Ammonia toxicity

Ammonia is highly toxic. Normally blood ammonium concentration is < 50 µmol /L, and an increase to only 100 µmol /L can lead to disturbance of consciousness. A blood ammonium concentration of 200 µmol /L is associated with coma and convulsions.

200 µmol /L is far too low a concentration of ammonium to affect plasma pH or the normal transport of sodium and potassium ions across nerve cell membranes.

The explanation of the toxicity of such (relatively) low concentrations of ammonium lies with the enzyme glutamate dehydrogenase. This enzyme catalyses the oxidative deamination of glutamate to ammonium and ketoglutarate; the reaction is readily reversible, and the direction of reaction (towards deamination of glutamate or glutamate formation) depends on the relative concentrations of the various substrates. As the concentration of ammonium rises, so the reaction proceeds in the direction of formation of glutamate from ketoglutarate.

The effect of forming glutamate from ketoglutarate is to deplete the mitochondrial pool of ketoglutarate, which is a key intermediate in the citric acid cycle. As a result, the rate of citric acid cycle activity falls, so reducing very considerably the rate of formation of ATP.

It is this lack of ATP that affects ion transport across nerve cell membranes, so resulting in disturbance, then loss, of consciousness.

Formation of glutamine

Ammonium is produced in most cells of the body, as a result of deamination of amino acids and amines. It is exported into the bloodstream as glutamine, formed by the actions of glutamate dehydrogenase, to form glutamate from ketoglutarate and ammonium, then glutamine synthetase, forming glutamine from glutamate and ammonium.


Treatment of ammonia intoxication

Ammonia intoxication occurs when blood ammonium rises because the capacity to detoxify it by formation of glutamate and glutamine has been exceeded. Sometimes, in infants whose blood ammonium has risen dangerously high (commonly as a result of a genetic disease affecting amino acid metabolism), the only emergency treatment is a more-or-less complete exchange blood transfusion.

In less critically urgent cases of ammonia intoxication (sometimes in infants, sometimes in adults with liver failure) the treatment of choice is administration of the disaccharide lactulose, either orally or by rectal infusion. Lactulose is a synthetic disaccharide that is not hydrolysed by intestinal enzymes, but (if given orally) passes into the large intestine, where it is a substrate for bacterial fermentation to lactate.

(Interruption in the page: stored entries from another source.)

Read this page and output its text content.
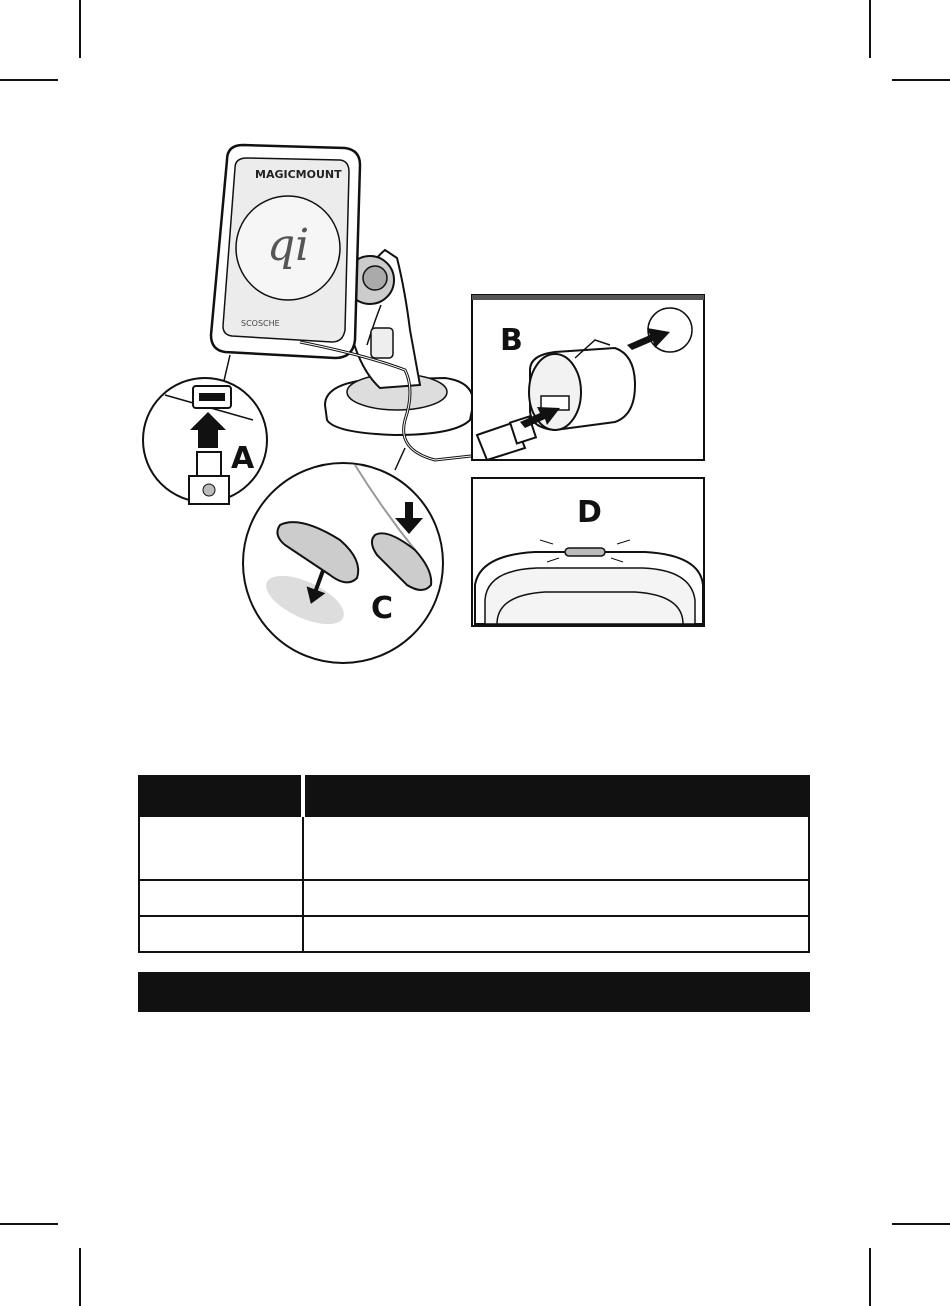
qi
MAGICMOUNT
SCOSCHE
A
C
B
D
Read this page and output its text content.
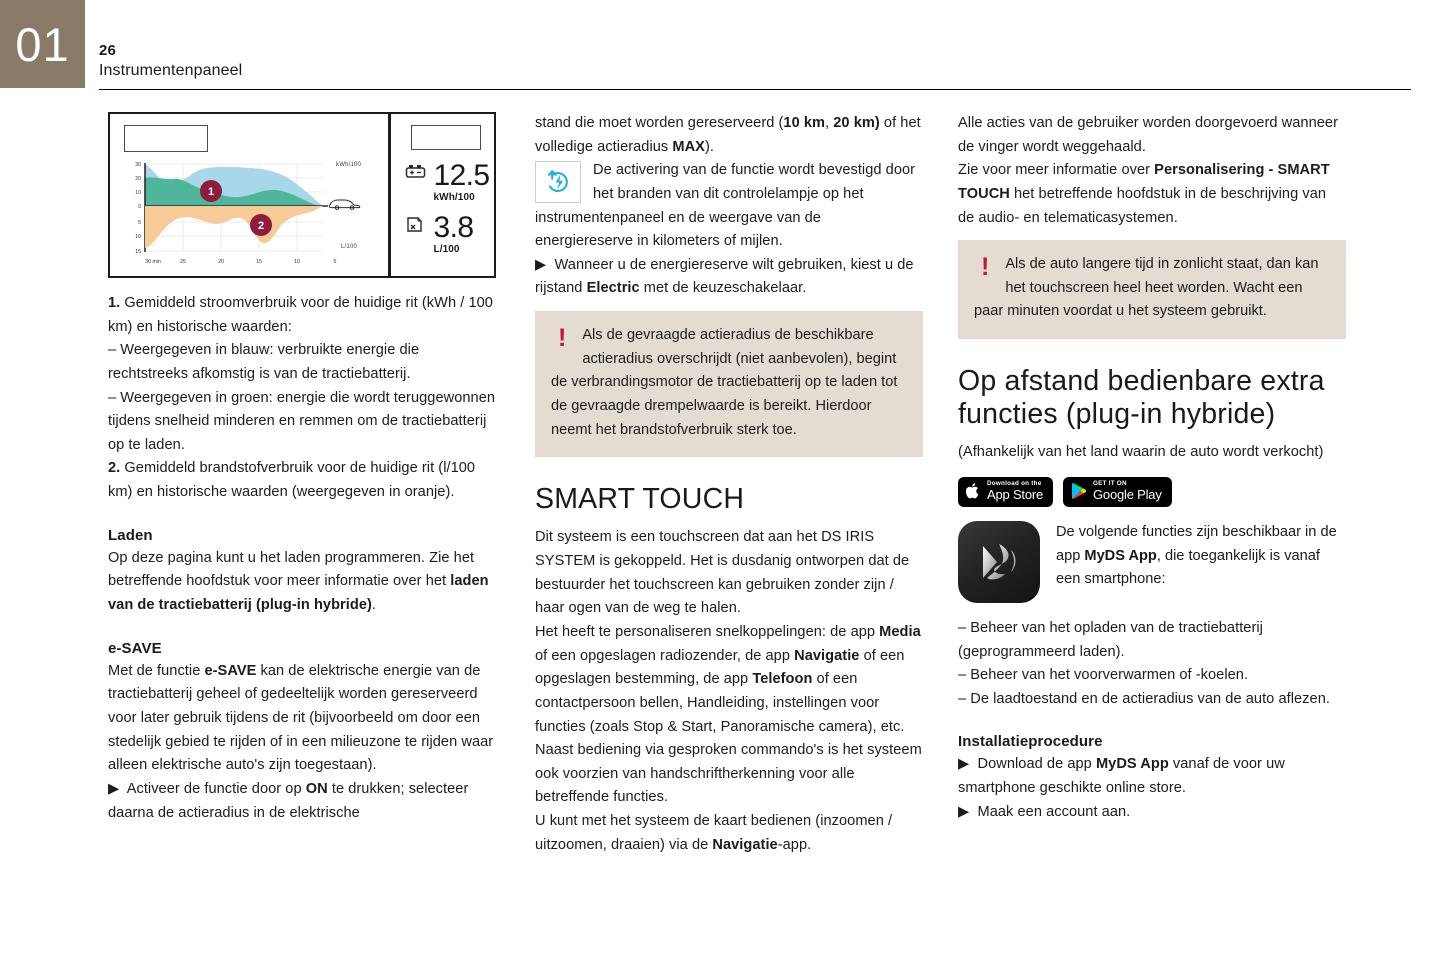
01 26
Instrumentenpaneel
30
20
10
0
5
10
15
1
2
30 min	25	20	15	10	5
kWh/100
L/100
12.5
kWh/100
3.8
L/100

1. Gemiddeld stroomverbruik voor de huidige rit (kWh / 100 km) en historische waarden:

– Weergegeven in blauw: verbruikte energie die rechtstreeks afkomstig is van de tractiebatterij.

– Weergegeven in groen: energie die wordt teruggewonnen tijdens snelheid minderen en remmen om de tractiebatterij op te laden.

2. Gemiddeld brandstofverbruik voor de huidige rit (l/100 km) en historische waarden (weergegeven in oranje).

Laden

Op deze pagina kunt u het laden programmeren. Zie het betreffende hoofdstuk voor meer informatie over het laden van de tractiebatterij (plug-in hybride).

e-SAVE

Met de functie e-SAVE kan de elektrische energie van de tractiebatterij geheel of gedeeltelijk worden gereserveerd voor later gebruik tijdens de rit (bijvoorbeeld om door een stedelijk gebied te rijden of in een milieuzone te rijden waar alleen elektrische auto's zijn toegestaan).

▶ Activeer de functie door op ON te drukken; selecteer daarna de actieradius in de elektrische

stand die moet worden gereserveerd (10 km, 20 km) of het volledige actieradius MAX).

De activering van de functie wordt bevestigd door het branden van dit controlelampje op het instrumentenpaneel en de weergave van de energiereserve in kilometers of mijlen.

▶ Wanneer u de energiereserve wilt gebruiken, kiest u de rijstand Electric met de keuzeschakelaar.

! Als de gevraagde actieradius de beschikbare actieradius overschrijdt (niet aanbevolen), begint de verbrandingsmotor de tractiebatterij op te laden tot de gevraagde drempelwaarde is bereikt. Hierdoor neemt het brandstofverbruik sterk toe.

SMART TOUCH

Dit systeem is een touchscreen dat aan het DS IRIS SYSTEM is gekoppeld. Het is dusdanig ontworpen dat de bestuurder het touchscreen kan gebruiken zonder zijn / haar ogen van de weg te halen.

Het heeft te personaliseren snelkoppelingen: de app Media of een opgeslagen radiozender, de app Navigatie of een opgeslagen bestemming, de app Telefoon of een contactpersoon bellen, Handleiding, instellingen voor functies (zoals Stop & Start, Panoramische camera), etc.

Naast bediening via gesproken commando's is het systeem ook voorzien van handschriftherkenning voor alle betreffende functies.

U kunt met het systeem de kaart bedienen (inzoomen / uitzoomen, draaien) via de Navigatie-app.

Alle acties van de gebruiker worden doorgevoerd wanneer de vinger wordt weggehaald.

Zie voor meer informatie over Personalisering - SMART TOUCH het betreffende hoofdstuk in de beschrijving van de audio- en telematicasystemen.

! Als de auto langere tijd in zonlicht staat, dan kan het touchscreen heel heet worden. Wacht een paar minuten voordat u het systeem gebruikt.

Op afstand bedienbare extra functies (plug-in hybride)

(Afhankelijk van het land waarin de auto wordt verkocht)

Download on the
App Store
GET IT ON
Google Play

De volgende functies zijn beschikbaar in de app MyDS App, die toegankelijk is vanaf een smartphone:

– Beheer van het opladen van de tractiebatterij (geprogrammeerd laden).

– Beheer van het voorverwarmen of -koelen.

– De laadtoestand en de actieradius van de auto aflezen.

Installatieprocedure

▶ Download de app MyDS App vanaf de voor uw smartphone geschikte online store.

▶ Maak een account aan.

Ammonia will cross the intestinal wall, since it is lipid soluble, but ammonium ions cannot. At physiological pH the equilibrium between ammonia and ammonium in the bloodstream is well towards ammonium ions, but there is always a small amount of ammonia. This can diffuse across the intestinal wall into the lumen of the gut. Here the result of fermentation of lactulose to lactate is a significant fall in pH, resulting in a shift of the equilibrium further towards ammonium ions, which cannot cross the intestinal wall. As a result, ammonium ions are trapped in the intestinal lumen, and there is a nett flux of ammonia form the bloodstream into the intestinal lumen.